Kitchen Makeover: See How One Couple Cooked Up a Stylish Family Space...On a Budget
A Kitchen Transformed
Amy and Peter Sharpless still blink when they walk into their kitchen. The room is now dressed head to toe in fresh greens and whites, with nickel-plated hardware sparkling at every turn.
A Communal Effort
With hard work and a clear vision, Amy and Peter built the kitchen of their dreams. Stylishly executed and smartly organized, it's well equipped for both work and play. The whole family pitched in; Amy painted the cabinets under the supervision of her daughters.
A Cleaner Kitchen
Amy loves soft, natural greens -- such as the hues of beach glass, ferns, and sea urchins -- and chose them as her color scheme. Pale-green cabinets and furniture; a creamy floor and walls; new white appliances and counters; and additional lighting brighten the kitchen, giving it a fresh, clean look.
A Sink at the Center
To make it a focal point, the sink got the big splurge: an old-style polished-nickel faucet and a vintage cup holder for soap. A shelf with antique plates helps frame the area.
Keeping track of the mail is easy now that each family member has a slot. Hooks beneath the bins hold keys.
New appliances and Corian counters make meal preparation much more pleasureable.
Organized in Style
Linen-covered bulletin boards are an attractive alternative to the refrigerator door for posting children's art, family photos, schedules, and important reminders.
An Important Distinction
French doors have a windowlike effect in a windowless room. They also divide the dining room and the kitchen, useful for entertaining.
Painting the Cabinets, a Step-by-Step!
Empty the cabinets and drawers and organize their contents in labeled plastic bins so you can easily find things while the kitchen is under construction.
Remove the doors and drawers. Use good screwdrivers to prevent stripping heads. If reusing the hardware, keep it in labeled plastic bags.
Label the drawers on the underside and the door on the inside where a hinge will be attached with masking tape; write the location on each strip of tape as you remove the pieces. Before you do any patching, priming, or painting, wash the surfaces.
Fill unwanted holes and crevices. Use a putty knife to fill each hole with wood or auto-body filler; let dry. Mound wood putty over the hole. Let dry; sand flat. If you replace the handles with knobs, fill in one of the two holes in each door.

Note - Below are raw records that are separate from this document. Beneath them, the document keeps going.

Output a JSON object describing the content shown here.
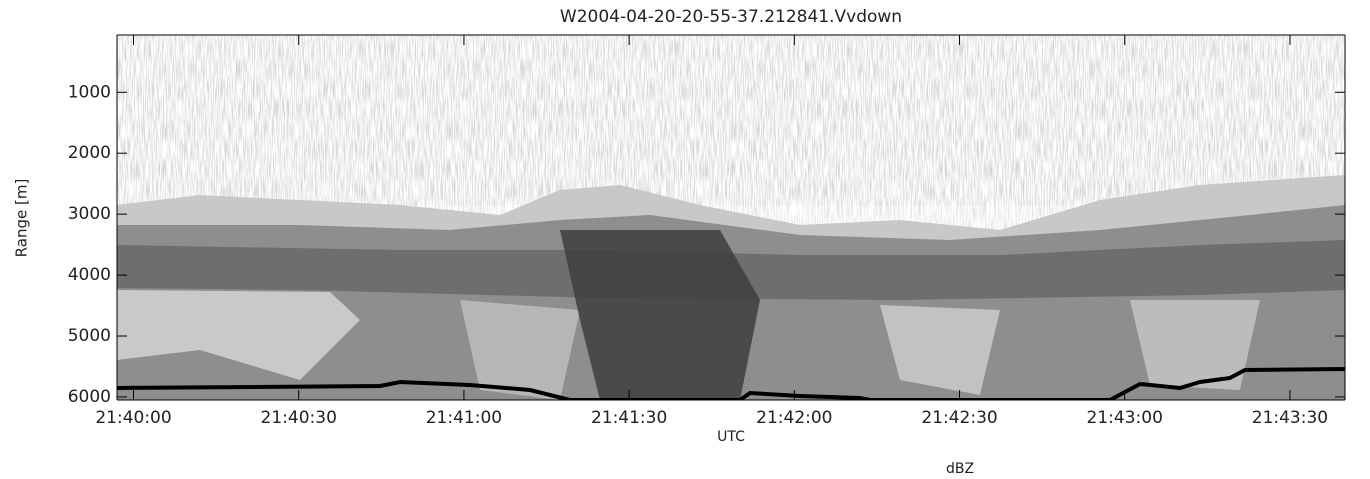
{
  "chart_data": {
    "type": "image",
    "title": "W2004-04-20-20-55-37.212841.Vvdown",
    "x_label": "UTC",
    "y_label": "Range [m]",
    "colorbar_label": "dBZ",
    "xlim": [
      77997,
      78220
    ],
    "xticks": [
      {
        "value": 78000,
        "label": "21:40:00"
      },
      {
        "value": 78030,
        "label": "21:40:30"
      },
      {
        "value": 78060,
        "label": "21:41:00"
      },
      {
        "value": 78090,
        "label": "21:41:30"
      },
      {
        "value": 78120,
        "label": "21:42:00"
      },
      {
        "value": 78150,
        "label": "21:42:30"
      },
      {
        "value": 78180,
        "label": "21:43:00"
      },
      {
        "value": 78210,
        "label": "21:43:30"
      }
    ],
    "ylim": [
      6050,
      60
    ],
    "yticks": [
      1000,
      2000,
      3000,
      4000,
      5000,
      6000
    ]
  }
}
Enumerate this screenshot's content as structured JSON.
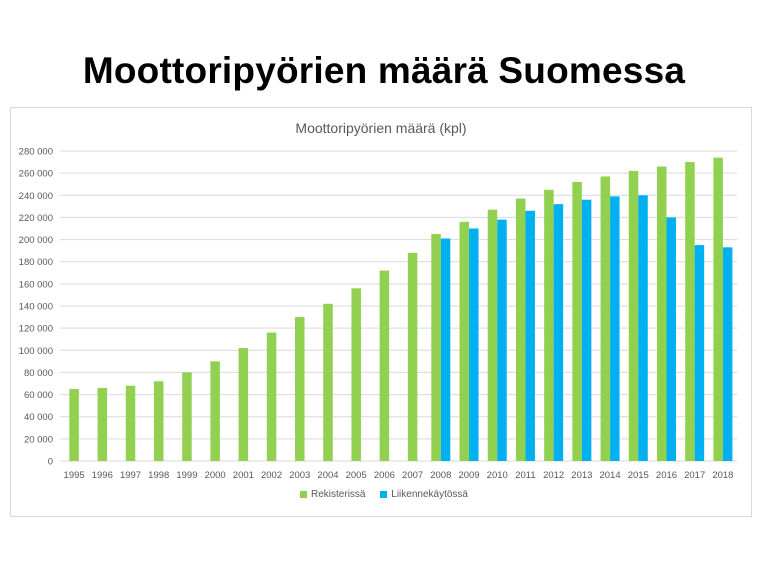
{
  "slide": {
    "title": "Moottoripyörien määrä Suomessa"
  },
  "chart_data": {
    "type": "bar",
    "title": "Moottoripyörien määrä (kpl)",
    "xlabel": "",
    "ylabel": "",
    "ylim": [
      0,
      280000
    ],
    "yticks": [
      0,
      20000,
      40000,
      60000,
      80000,
      100000,
      120000,
      140000,
      160000,
      180000,
      200000,
      220000,
      240000,
      260000,
      280000
    ],
    "ytick_labels": [
      "0",
      "20 000",
      "40 000",
      "60 000",
      "80 000",
      "100 000",
      "120 000",
      "140 000",
      "160 000",
      "180 000",
      "200 000",
      "220 000",
      "240 000",
      "260 000",
      "280 000"
    ],
    "grid": true,
    "legend_position": "bottom",
    "categories": [
      "1995",
      "1996",
      "1997",
      "1998",
      "1999",
      "2000",
      "2001",
      "2002",
      "2003",
      "2004",
      "2005",
      "2006",
      "2007",
      "2008",
      "2009",
      "2010",
      "2011",
      "2012",
      "2013",
      "2014",
      "2015",
      "2016",
      "2017",
      "2018"
    ],
    "series": [
      {
        "name": "Rekisterissä",
        "color": "#92d050",
        "values": [
          65000,
          66000,
          68000,
          72000,
          80000,
          90000,
          102000,
          116000,
          130000,
          142000,
          156000,
          172000,
          188000,
          205000,
          216000,
          227000,
          237000,
          245000,
          252000,
          257000,
          262000,
          266000,
          270000,
          274000
        ]
      },
      {
        "name": "Liikennekäytössä",
        "color": "#00b0f0",
        "values": [
          null,
          null,
          null,
          null,
          null,
          null,
          null,
          null,
          null,
          null,
          null,
          null,
          null,
          201000,
          210000,
          218000,
          226000,
          232000,
          236000,
          239000,
          240000,
          220000,
          195000,
          193000
        ]
      }
    ]
  },
  "colors": {
    "grid": "#d9d9d9",
    "axis_text": "#595959",
    "title_text": "#595959"
  }
}
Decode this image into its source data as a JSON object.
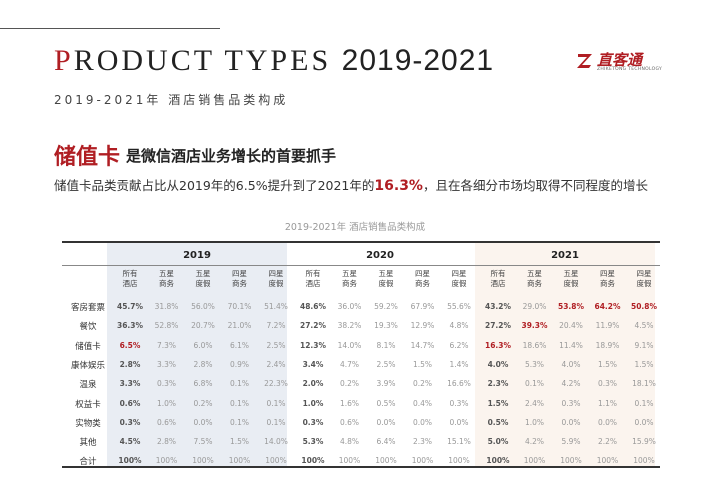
{
  "title": {
    "first_letter": "P",
    "rest": "RODUCT TYPES",
    "year": "2019-2021"
  },
  "subtitle": "2019-2021年 酒店销售品类构成",
  "logo": {
    "name": "直客通",
    "tagline": "ZHIKETONG TECHNOLOGY"
  },
  "headline": {
    "big": "储值卡",
    "rest": "是微信酒店业务增长的首要抓手"
  },
  "description": {
    "before": "储值卡品类贡献占比从2019年的6.5%提升到了2021年的",
    "highlight": "16.3%",
    "after": "，且在各细分市场均取得不同程度的增长"
  },
  "table_caption": "2019-2021年 酒店销售品类构成",
  "colors": {
    "accent": "#b01e23",
    "shade_2019": "#e9edf3",
    "shade_2021": "#fbf4ee"
  },
  "table": {
    "years": [
      "2019",
      "2020",
      "2021"
    ],
    "columns": [
      "所有\n酒店",
      "五星\n商务",
      "五星\n度假",
      "四星\n商务",
      "四星\n度假"
    ],
    "rows": [
      {
        "label": "客房套票",
        "values": [
          [
            "45.7%",
            "31.8%",
            "56.0%",
            "70.1%",
            "51.4%"
          ],
          [
            "48.6%",
            "36.0%",
            "59.2%",
            "67.9%",
            "55.6%"
          ],
          [
            "43.2%",
            "29.0%",
            "53.8%",
            "64.2%",
            "50.8%"
          ]
        ]
      },
      {
        "label": "餐饮",
        "values": [
          [
            "36.3%",
            "52.8%",
            "20.7%",
            "21.0%",
            "7.2%"
          ],
          [
            "27.2%",
            "38.2%",
            "19.3%",
            "12.9%",
            "4.8%"
          ],
          [
            "27.2%",
            "39.3%",
            "20.4%",
            "11.9%",
            "4.5%"
          ]
        ]
      },
      {
        "label": "储值卡",
        "values": [
          [
            "6.5%",
            "7.3%",
            "6.0%",
            "6.1%",
            "2.5%"
          ],
          [
            "12.3%",
            "14.0%",
            "8.1%",
            "14.7%",
            "6.2%"
          ],
          [
            "16.3%",
            "18.6%",
            "11.4%",
            "18.9%",
            "9.1%"
          ]
        ]
      },
      {
        "label": "康体娱乐",
        "values": [
          [
            "2.8%",
            "3.3%",
            "2.8%",
            "0.9%",
            "2.4%"
          ],
          [
            "3.4%",
            "4.7%",
            "2.5%",
            "1.5%",
            "1.4%"
          ],
          [
            "4.0%",
            "5.3%",
            "4.0%",
            "1.5%",
            "1.5%"
          ]
        ]
      },
      {
        "label": "温泉",
        "values": [
          [
            "3.3%",
            "0.3%",
            "6.8%",
            "0.1%",
            "22.3%"
          ],
          [
            "2.0%",
            "0.2%",
            "3.9%",
            "0.2%",
            "16.6%"
          ],
          [
            "2.3%",
            "0.1%",
            "4.2%",
            "0.3%",
            "18.1%"
          ]
        ]
      },
      {
        "label": "权益卡",
        "values": [
          [
            "0.6%",
            "1.0%",
            "0.2%",
            "0.1%",
            "0.1%"
          ],
          [
            "1.0%",
            "1.6%",
            "0.5%",
            "0.4%",
            "0.3%"
          ],
          [
            "1.5%",
            "2.4%",
            "0.3%",
            "1.1%",
            "0.1%"
          ]
        ]
      },
      {
        "label": "实物类",
        "values": [
          [
            "0.3%",
            "0.6%",
            "0.0%",
            "0.1%",
            "0.1%"
          ],
          [
            "0.3%",
            "0.6%",
            "0.0%",
            "0.0%",
            "0.0%"
          ],
          [
            "0.5%",
            "1.0%",
            "0.0%",
            "0.0%",
            "0.0%"
          ]
        ]
      },
      {
        "label": "其他",
        "values": [
          [
            "4.5%",
            "2.8%",
            "7.5%",
            "1.5%",
            "14.0%"
          ],
          [
            "5.3%",
            "4.8%",
            "6.4%",
            "2.3%",
            "15.1%"
          ],
          [
            "5.0%",
            "4.2%",
            "5.9%",
            "2.2%",
            "15.9%"
          ]
        ]
      },
      {
        "label": "合计",
        "values": [
          [
            "100%",
            "100%",
            "100%",
            "100%",
            "100%"
          ],
          [
            "100%",
            "100%",
            "100%",
            "100%",
            "100%"
          ],
          [
            "100%",
            "100%",
            "100%",
            "100%",
            "100%"
          ]
        ]
      }
    ],
    "highlights": [
      {
        "row": 2,
        "year": 0,
        "col": 0
      },
      {
        "row": 2,
        "year": 2,
        "col": 0
      },
      {
        "row": 0,
        "year": 2,
        "col": 2
      },
      {
        "row": 0,
        "year": 2,
        "col": 3
      },
      {
        "row": 0,
        "year": 2,
        "col": 4
      },
      {
        "row": 1,
        "year": 2,
        "col": 1
      }
    ]
  }
}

Sand all surfaces, covering appliances, counters, and open doorways with plastic sheeting and lining the floor with kraft paper. Use a random orbital sander on flat surfaces, following the wood's grain; sand grooves and edges by hand with fine-grit sandpaper. Work on drawers and door in the garage or basement to keep dust out of the kitchen.

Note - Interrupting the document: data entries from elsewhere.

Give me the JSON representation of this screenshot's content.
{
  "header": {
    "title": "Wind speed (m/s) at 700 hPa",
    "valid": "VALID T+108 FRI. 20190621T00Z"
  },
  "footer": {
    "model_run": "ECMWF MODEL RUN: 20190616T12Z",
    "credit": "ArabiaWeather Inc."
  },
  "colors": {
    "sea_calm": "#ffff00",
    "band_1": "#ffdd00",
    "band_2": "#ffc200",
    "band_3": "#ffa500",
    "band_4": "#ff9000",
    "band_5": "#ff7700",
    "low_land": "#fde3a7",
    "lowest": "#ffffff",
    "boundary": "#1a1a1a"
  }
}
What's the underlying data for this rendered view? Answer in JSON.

Wipe down all surfaces with a tack cloth, which is treated with a sticky varnish to remove dust and other particles.
Prime all surfaces to create a uniform base for the paint color. Start with the cabinet frames (the sooner they're done, the sooner you can use them again). Make long, steady brush strokes going with the wood's grain. Run a wide, dry brush over the wet surface to even out brush marks. For doors and drawers, prime grooves first, then flat surfaces. Finish with the edges (horizontals then verticals). Let dry, and prime the doors' backs.

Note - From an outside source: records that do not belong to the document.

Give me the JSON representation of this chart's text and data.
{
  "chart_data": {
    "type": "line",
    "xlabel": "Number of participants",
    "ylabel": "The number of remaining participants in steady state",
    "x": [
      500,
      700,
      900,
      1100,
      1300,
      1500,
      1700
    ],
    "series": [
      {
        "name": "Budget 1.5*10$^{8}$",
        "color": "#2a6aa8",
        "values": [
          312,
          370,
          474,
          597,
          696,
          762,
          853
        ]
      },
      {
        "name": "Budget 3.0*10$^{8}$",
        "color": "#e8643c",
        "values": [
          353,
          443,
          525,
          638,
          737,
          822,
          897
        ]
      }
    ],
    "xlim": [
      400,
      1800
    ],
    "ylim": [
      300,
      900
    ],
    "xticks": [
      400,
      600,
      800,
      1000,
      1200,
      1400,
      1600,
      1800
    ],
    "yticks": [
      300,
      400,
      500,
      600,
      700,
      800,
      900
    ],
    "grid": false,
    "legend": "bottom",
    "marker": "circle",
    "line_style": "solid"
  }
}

Add molding to the cabinets for a finished look. Amy attached a cornice at the top and 1-by-2s and shelf-edge molding along the bottom. When all of the molding is in place and primed, the cabinet frames are ready for printing.
Design a built-in shelf to create additional storage or display space under the smaller cabinets typically found over the sink. Amy added a recessed shelf over her sink.
Paint the doors, drawers, and cabinet frames. Amy used an oil-based formula. It takes longer to dry than water-based paint, but it wears well and is easy to clean. Apply two coats, using the same technique that was described for priming in step 7.
Dry and touch up the doors, resting them top-down (on their least visible surface when reinstalled) on two strips of wood and leaning against a wall. Once the cabinets are painted, reinstall the doors and drawers with their new hardware. Empty your storage bins, putting everything back where it belongs.